“What did you do in the war, daddy ?” may be rephrased nonbinarily to “what did you do in the plague, parent ?” because Covid-19 appears to be an equal opportunities employer. And as the number of the quantifiably ill jumps, so scrapping among the suits breaks out, on how to run it. As if anybody “runs” a pandemic.
Yesterday the woman with the cart before mine in the supermarket announced, gesturing to several cartons, ”I’m not stockpiling really, I’m making cheese.” I said I’d seen everything and within three sentences she said ”And we’re being told bad science. This is a virus, you don’t build immunity. They’re just frightened by the figures. No vaccine will be ready in time and if it were, it wouldn’t work.” I asked her how she knew ? She told me that she was in something that sounded related and I asked how old she was (the quickest way to sort out the sensible from the rest, especially when the questioner has white hair and wrinkles) to which she deferred with “Oh, old enough. Deep dark secret !” adding that Taurus was in Uranus which would affect the food supply.
A close friend emailed some information from San Francisco which was sobering but not surprising. And I watched an hour of coverage thinking that the Middle Ages don’t know how lucky they were not to have had camera technology during the Black Death (can you imagine the closeups of exploding buboes ?) Very little is known about Corona virus. This is a smart bug. It learns fast and travels fast and we have been dilatory in realising there was a problem. And as is often the way, the recognition of one problem reveals others. Whoever would have imagined that the USA was short of respirators ? Clearly this bug is unAmerican.
The most cheering thing I saw yesterday was a short interview with the retired head of the Royal College of General Practitioners, who had tested positive. She said that the illness had been unpleasant and painful and she was – in my father’s old phrase – bloody ill. But she was getting better. She was however someone who was generally in health.
I watched the crowds at Cheltenham horse races wash their hands, stand in the open air and cheer while they could, and several smaller football matches did the same thing. The message from the Arsenal manager – saying that if cancelling football matches saved one life, it was worth it – may have been mawkish but it was good to hear.
I went to the shops, bought my bits and came home.

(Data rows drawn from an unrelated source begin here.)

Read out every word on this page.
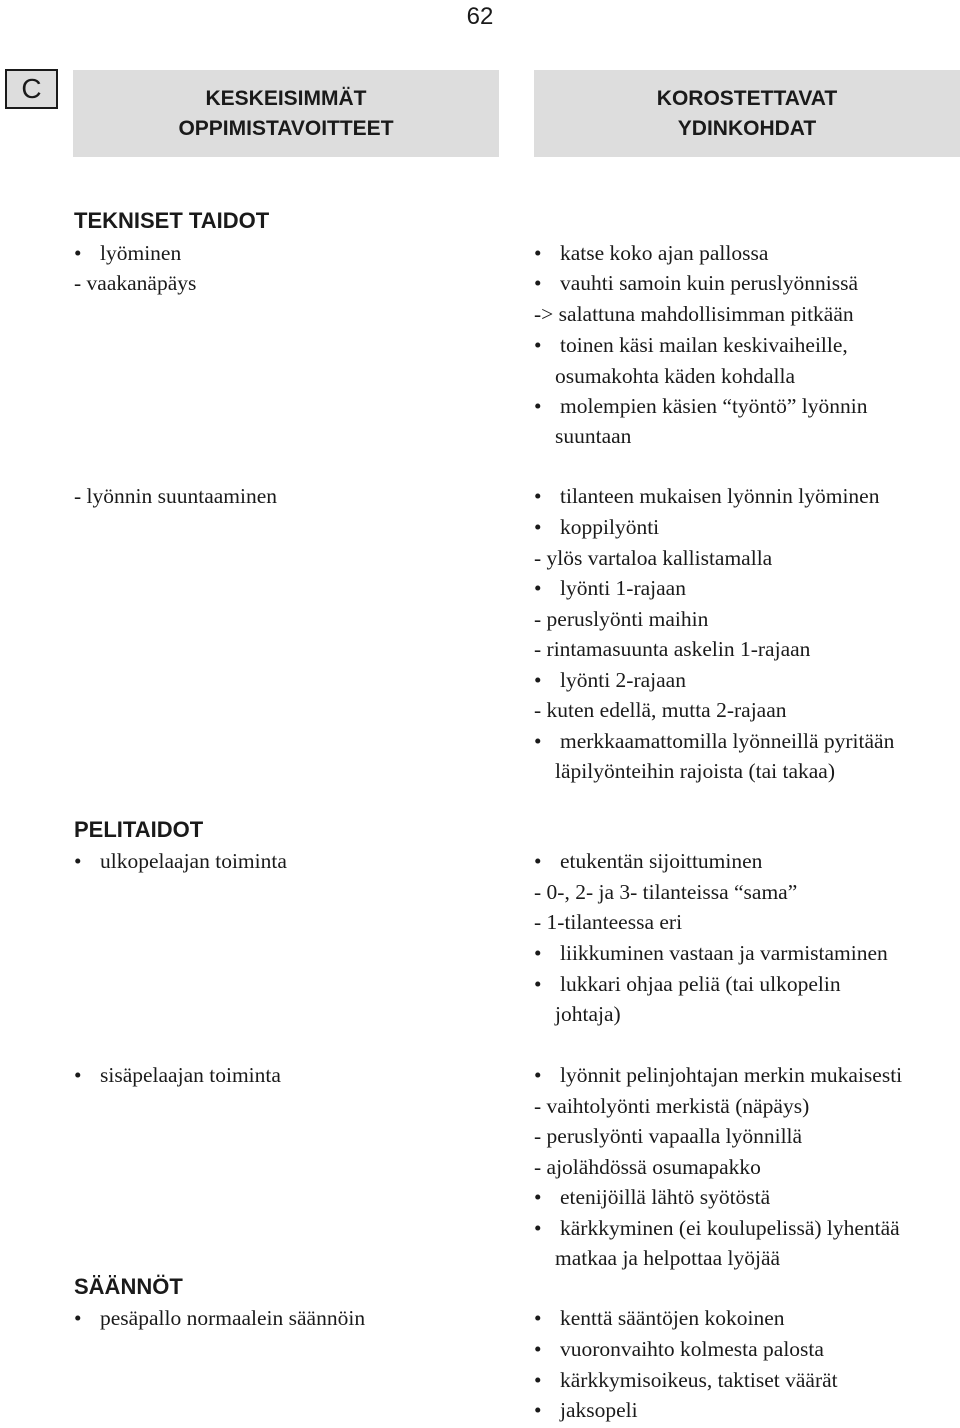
62
C	KESKEISIMMÄT
OPPIMISTAVOITTEET
KOROSTETTAVAT
YDINKOHDAT
TEKNISET TAIDOT
• lyöminen
- vaakanäpäys
- lyönnin suuntaaminen
PELITAIDOT
• ulkopelaajan toiminta
• sisäpelaajan toiminta
SÄÄNNÖT
• pesäpallo normaalein säännöin
• katse koko ajan pallossa
• vauhti samoin kuin peruslyönnissä
-> salattuna mahdollisimman pitkään
• toinen käsi mailan keskivaiheille,
osumakohta käden kohdalla
• molempien käsien “työntö” lyönnin
suuntaan
• tilanteen mukaisen lyönnin lyöminen
• koppilyönti
- ylös vartaloa kallistamalla
• lyönti 1-rajaan
- peruslyönti maihin
- rintamasuunta askelin 1-rajaan
• lyönti 2-rajaan
- kuten edellä, mutta 2-rajaan
• merkkaamattomilla lyönneillä pyritään
läpilyönteihin rajoista (tai takaa)
• etukentän sijoittuminen
- 0-, 2- ja 3- tilanteissa “sama”
- 1-tilanteessa eri
• liikkuminen vastaan ja varmistaminen
• lukkari ohjaa peliä (tai ulkopelin
johtaja)
• lyönnit pelinjohtajan merkin mukaisesti
- vaihtolyönti merkistä (näpäys)
- peruslyönti vapaalla lyönnillä
- ajolähdössä osumapakko
• etenijöillä lähtö syötöstä
• kärkkyminen (ei koulupelissä) lyhentää
matkaa ja helpottaa lyöjää
• kenttä sääntöjen kokoinen
• vuoronvaihto kolmesta palosta
• kärkkymisoikeus, taktiset väärät
• jaksopeli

I am only an example of me. I live alone, few people visit, I avoid throngs, so I am in semi-self-isolation. I wash my hands a lot but then I always did. A neighbour reduced me to giggles by explaining how she had instructed a young man to make hand sanitiser and we agreed that wet wipes or cologne impregnated tissues would be a start.
Opening the door to put out rubbish, I encountered Frank the rough haired dach (star of the street long before Daisy was top dog at Crufts) with Andy on the other end of the lead. To get a book back I went up the street with them to meet Liz who flew to give me a big hug (enthusiastically reciprocated) before standing back to say ”I shouldn’t have done that should I ?” She told me that she had taken her baby son to the GP surgery. There were four people waiting when a woman arrived, clearly unwell, her voice rasping, and said to the receptionist “I have Corona, please help me.” Everybody froze, the receptionist told her to go home and call III but she said she couldn’t get through. The receptionist told her to leave. And what are you going to be told? It’s a bug, it’s a bad bug but it won’t kill you unless it’s your turn.
It only took a pandemic to get all of the tills into use at the checkout and a watchable film on terrestrial television for Saturday – that’s next Saturday, we should live so long.